What's in
my FICO® Scores?
FICO Scores are calculated
using many different pieces of credit data in your credit report. This data is
grouped into five categories: payment history (35%), amounts owed (30%), length
of credit history (15%), new credit (10%) and credit mix (10%).
The percentages in the
chart reflect how important each of the categories is in determining how your
FICO Scores are calculated. The importance of these categories may vary from
one person to another—we'll cover that in the next section.
Your FICO Scores consider
both positive and negative information in your credit report. Late payments
will lower your FICO Scores, but establishing or re-establishing a good track
record of making payments on time will raise your credit score.
The importance of credit
categories varies by person
Your FICO Scores are
unique, just like you. They are calculated based on the five categories
referenced above, but for some people, the importance of these categories can
be different. For example, scores for people who have not been using credit
long will be calculated differently than those with a longer credit history.
In addition, as the
information in your credit report changes, so does the evaluation of these
factors in determining your FICO Scores.
Your credit report and FICO
Scores evolve frequently. Because of this, it's not possible to measure the
exact impact of a single factor in how your FICO Score is calculated without
looking at your entire report. Even the levels of importance shown in the FICO
Scores chart above are for the general population and may be different for
different credit profiles.
Your FICO Scores only look
at information in your credit report
Your FICO Score is
calculated only from the information in your credit report. However, lenders
may look at many things when making a credit decision, such as your income, how
long you have worked at your current job, and the kind of credit you are
requesting.
What categories are
considered when calculating my FICO Score?
Payment history (35%)
The first thing any lender
wants to know is whether you've paid past credit accounts on time. This helps a
lender figure out the amount of risk it will take on when extending credit.

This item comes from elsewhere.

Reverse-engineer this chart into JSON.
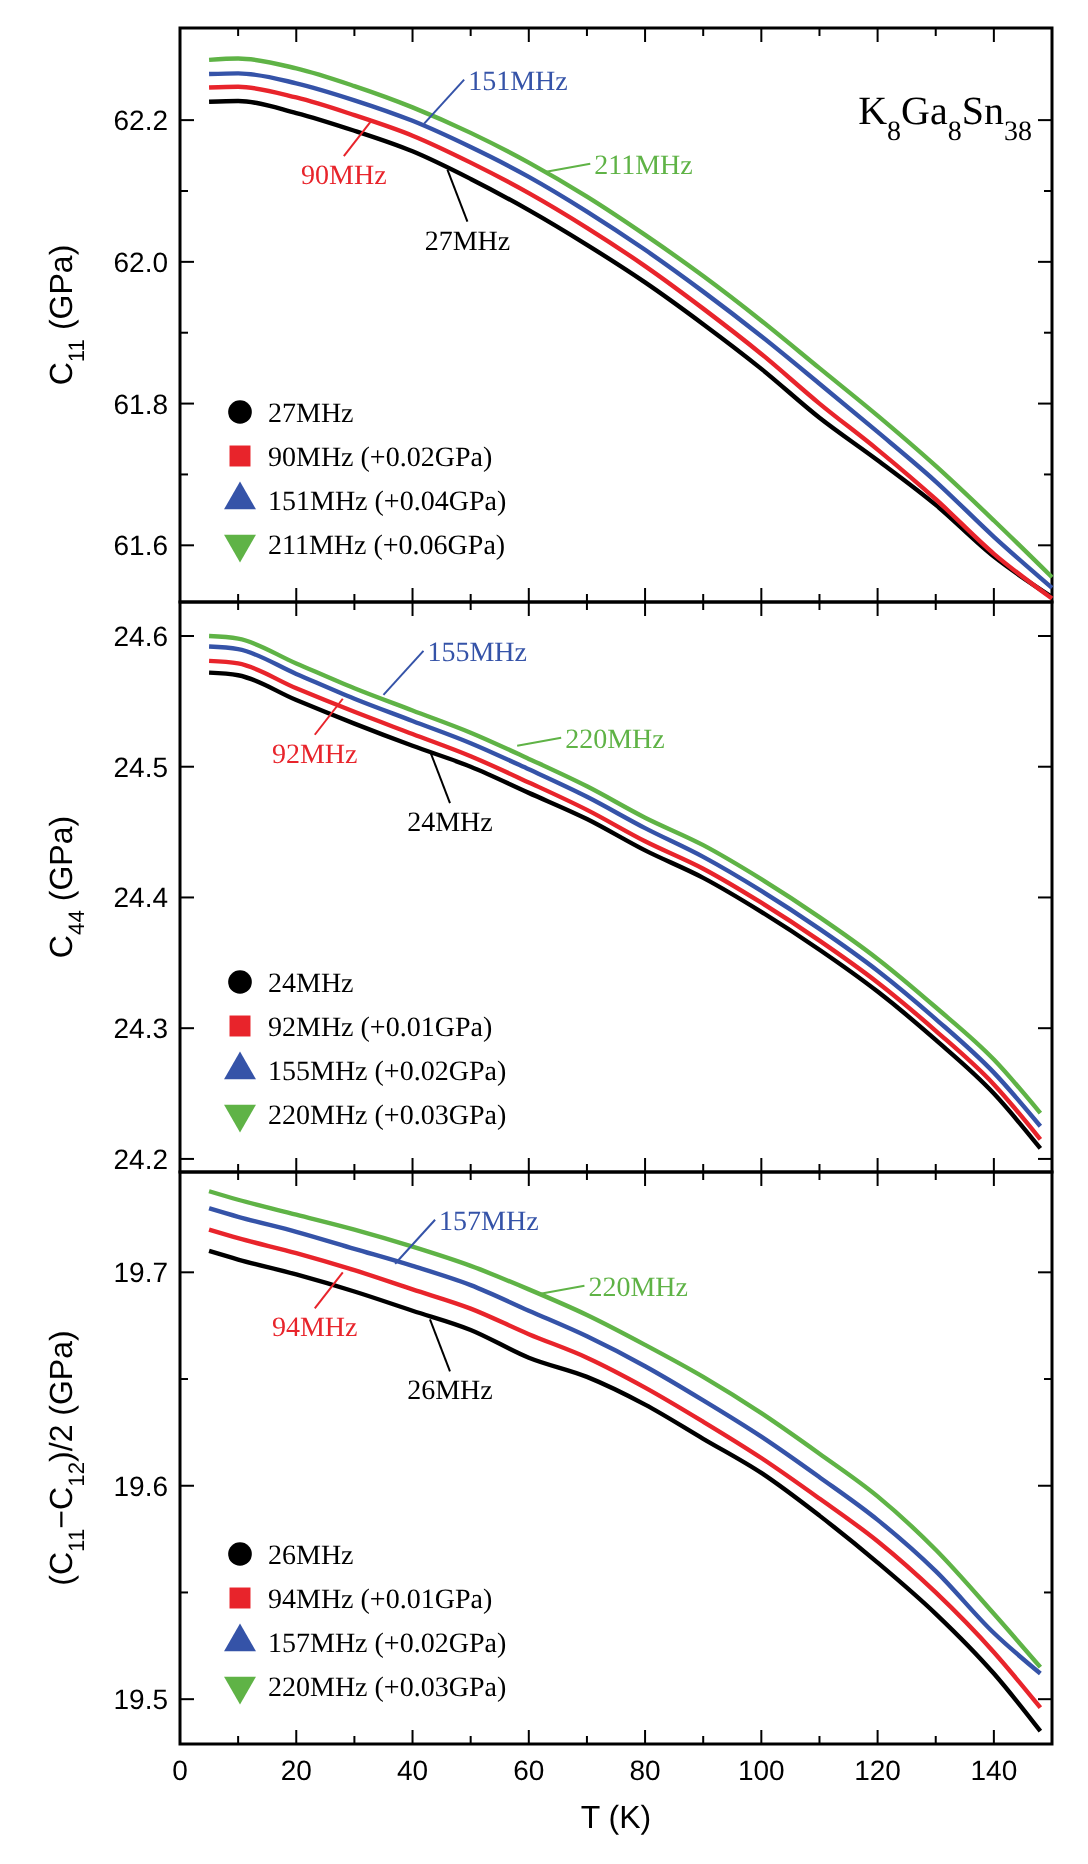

This is the most important factor in a FICO Score.
Be sure to keep your accounts
in good standing to build a healthy history.
Learn more about payment
history
Amounts owed (30%)
Having credit accounts and
owing money on them does not necessarily mean you are a high-risk borrower with
a low FICO Score. However, if you are using a lot of your available credit,
this may indicate that you are overextended—and banks can interpret this to
mean that you are at a higher risk of defaulting.
Length of credit history
(15%)
In general, a longer credit
history will increase your FICO Scores. However, even people who haven't been
using credit for long may have high FICO Scores, depending on how the rest of
their credit report looks.
Your FICO Scores take into
account:
- How long your
credit accounts have been established, including the age of your oldest
account, the age of your newest account and an average age of all your
accounts
- How long
specific credit accounts have been established
- How long it has
been since you used certain accounts
Learn more about length of
credit history
Credit mix (10%)
FICO Scores will consider
your mix of credit cards, retail accounts, installment loans, finance company
accounts and mortgage loans. Don't worry, it's not necessary to have one of
each.
New credit (10%)
Research shows that opening
several credit accounts in a short amount of time represents a greater
risk—especially for people who don't have a long credit history. If you can
avoid it, try not to open too many accounts too rapidly.